Первый матч разыгрывают команды «Юнион» (голубая форма) и «Гарденз» (черно-бордовая). Места в первой лиге они занимают последние, обеим грозит вылет во вторую. Когда-то «Гарденз» играла в регбийном мире Западной провинции приметную роль. У них висела дома обрамленная фотография третьей сборной этого клуба, состав 1938 года, – в первом ряду сидел отец в свежепостиранной фуфайке с гербом «Гарденз» и поднятым по тогдашней моде воротником. Если бы не некоторые непредвиденные события (в частности, Вторая мировая война), отец мог – кто знает? – дорасти до второй сборной.
Теоретически лояльность требует, чтобы отец желал победы «Гарденз» над «Юнион». На деле же отцу все равно, кто одержит победу – «Гарденз», «Юнион» или команда космических пришельцев. Собственно говоря, ему вообще трудно понять, что волнует отца – и в регби, и в чем-либо другом. Если бы он смог разрешить эту загадку – был бы, возможно, лучшим, чем сейчас, сыном.
Да и все родичи отца таковы – никаких сколько-нибудь различимых страстей. Их даже деньги не волнуют, так, во всяком случае, кажется.

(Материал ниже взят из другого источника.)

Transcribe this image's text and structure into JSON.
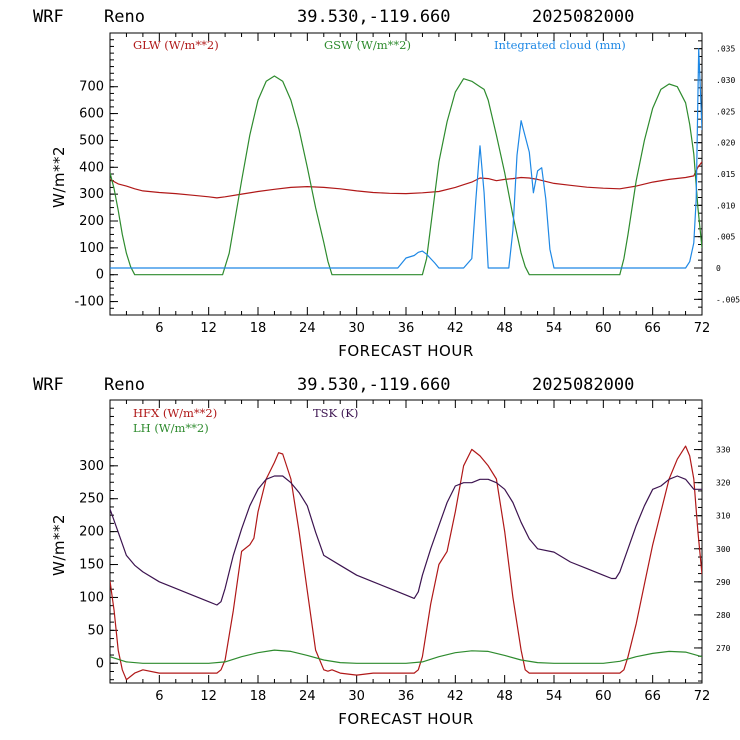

Они желают лишь одного: ладить со всеми и каждым – ну и чтобы при этом хоть немного, да весело было.
Что касается веселья, он последний, кого отец выбрал бы себе в компаньоны. Мрачный малый – таким, надо полагать, он представляется миру, если мир вообще обращает на него внимание. Мрачный малый, нудный тип и раззява.
А есть и еще одна тема: отношение отца к музыке. В 1944-м, после того как Муссолини капитулировал, а немцев отогнали на север, оккупировавшие Италию части союзников, в том числе и южноафриканские, получили короткую передышку, возможность немного развлечься. Среди развлечений числились и бесплатные спектакли больших оперных театров. Молодые ребята из Америки, Британии и ее многочисленных заморских доминионов, ничего об итальянской опере не ведавшие, окунулись в драматический мир «Тоски», «Севильского цирюльника» и «Лючии ди Ламмермур». Увлеклись им лишь немногие из них, однако среди этих немногих был и его отец. Выросший на сентиментальных ирландских и английских балладах, отец был зачарован новой для него пышной музыкой и ошеломлен увиденным зрелищем. День за днем он ходил в театры, чтобы увидеть и услышать как можно больше.
Когда же война закончилась и капрал Кутзее вернулся в Южную Африку, он привез с собой новообретенную страсть к опере. Распевал в ванне «Сердце красавицы». «Фигаро здесь, Фигаро там», – пел он и: «Фигаро, Фигаро, Фиииигаро!» Купил граммофон, первый в его большой семье, и снова и снова проигрывал вращавшуюся со скоростью 78 оборотов в минуту пластинку, на которой был записан Карузо, певший «Холодную ручонку»[159]
. Когда же изобрели пластинки долгоиграющие, отец купил новый граммофон, получше, а с ним и альбом Ренаты Тебальди, исполнявшей его любимые арии.